The Problem with Streaming Discovery
Every major streaming platform has a discovery problem. Their recommendation algorithms are optimised to keep you watching something — not necessarily the best thing. The result is a front page full of heavily promoted originals and trending titles, while hundreds of genuinely excellent shows languish unseen in the depths of the catalogue.
The good news: with the right approach, you can break out of the algorithm's loop and find content that actually suits your taste. Here's how.
1. Use External Discovery Tools
Don't rely on the platform to show you what it has. Third-party tools are often far better at surfacing hidden content:
- JustWatch — Lets you filter by streaming service, genre, release year, and rating. Invaluable for browsing across platforms simultaneously.
- Letterboxd — Primarily for films, but the community lists and reviews are excellent for finding critically praised content you may have missed.
- TV Time / Simkl — Community-driven tracking apps with good discovery features for TV specifically.
- Rotten Tomatoes and Metacritic — Filter by streaming platform and sort by score to find critically acclaimed content the algorithm won't serve you.
2. Explore Genre Categories Directly
On Netflix, you can access hidden genre categories using direct URL modifications (search "Netflix hidden genre codes" for up-to-date lists). On Max and Apple TV+, using the genre filters in the search or browse sections — rather than the home page — surfaces content the algorithm deprioritises.
3. Follow Critics and Trusted Voices
Algorithm recommendations are based on what you have already watched. Critics and engaged viewers discover content through entirely different channels. A few approaches:
- Follow television critics on social platforms — many share genuine enthusiasm for overlooked shows.
- Check end-of-year "best of" lists from outlets like The Atlantic, Vulture, and The Guardian — these regularly surface non-obvious picks.
- Engage with television subreddits (r/television, r/TrueFilm) where community recommendations are often far more discerning than platform suggestions.
4. Look at International Content
Some of the best television being made right now is not in English.

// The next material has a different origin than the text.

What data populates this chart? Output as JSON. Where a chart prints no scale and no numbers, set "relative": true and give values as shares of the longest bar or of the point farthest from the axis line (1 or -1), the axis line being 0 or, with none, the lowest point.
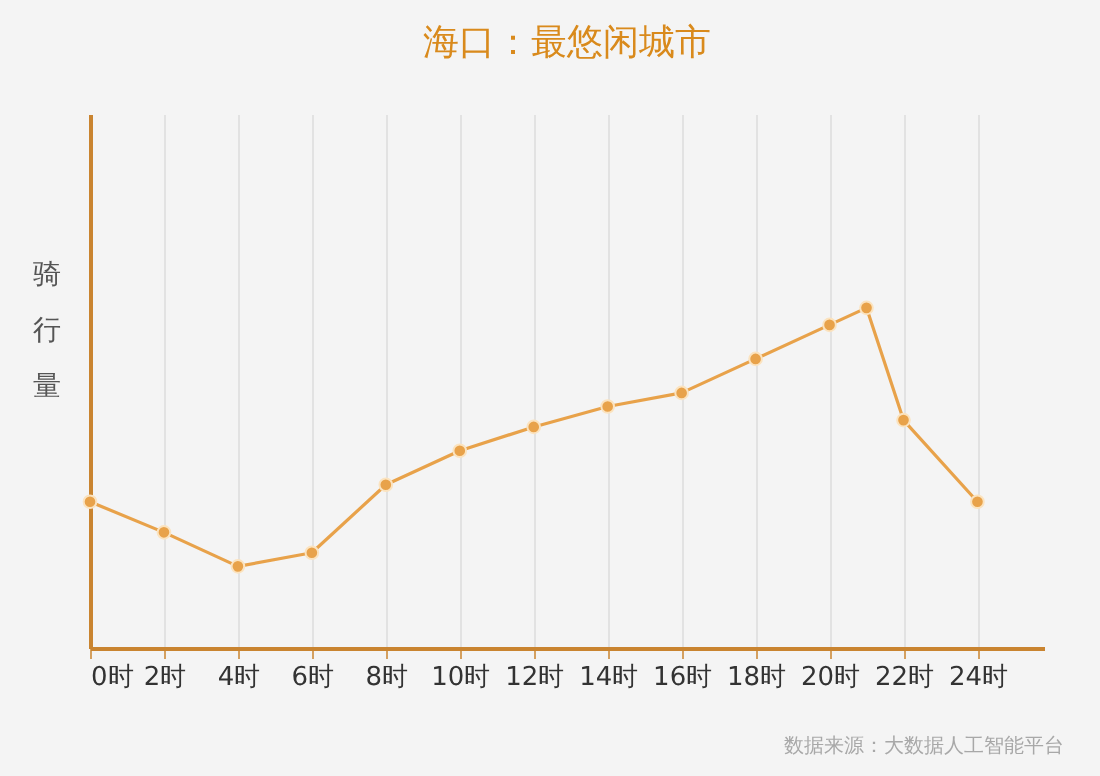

Platform algorithms systematically underserve international content — which means it's exactly where the hidden gems live.
- Netflix has an extraordinary international catalogue: Korean dramas, Scandinavian crime, French thrillers, Spanish comedies.
- Walter Presents (available via Channel 4 and some streaming platforms) curates specifically the best international drama.
- Don't let subtitles put you off — viewers who make the adjustment consistently report it becomes invisible within minutes.
5. Use the "Because You Watched" Trail Deliberately
Rather than ignoring platform recommendations entirely, use them as a jumping-off point — but go two or three levels deep. Like a show that was recommended? Click into its detail page and look at what that show's recommendation trail leads to. The further from your starting point, the more likely you are to find something unexpected.
6. Browse by Year, Not by Trending
Trending content is, almost by definition, not a hidden gem. Most platforms allow you to browse by release year or sort from newest to oldest within a genre. Working through a catalogue chronologically is a reliable way to find acclaimed older content that the algorithm has stopped promoting.
The Mindset Shift
The most important change is attitudinal: treat streaming discovery as an active hobby rather than a passive experience. The platforms want you to scroll until something is good enough. Your goal should be to seek until you find something excellent. They're different activities — and the second one is far more rewarding.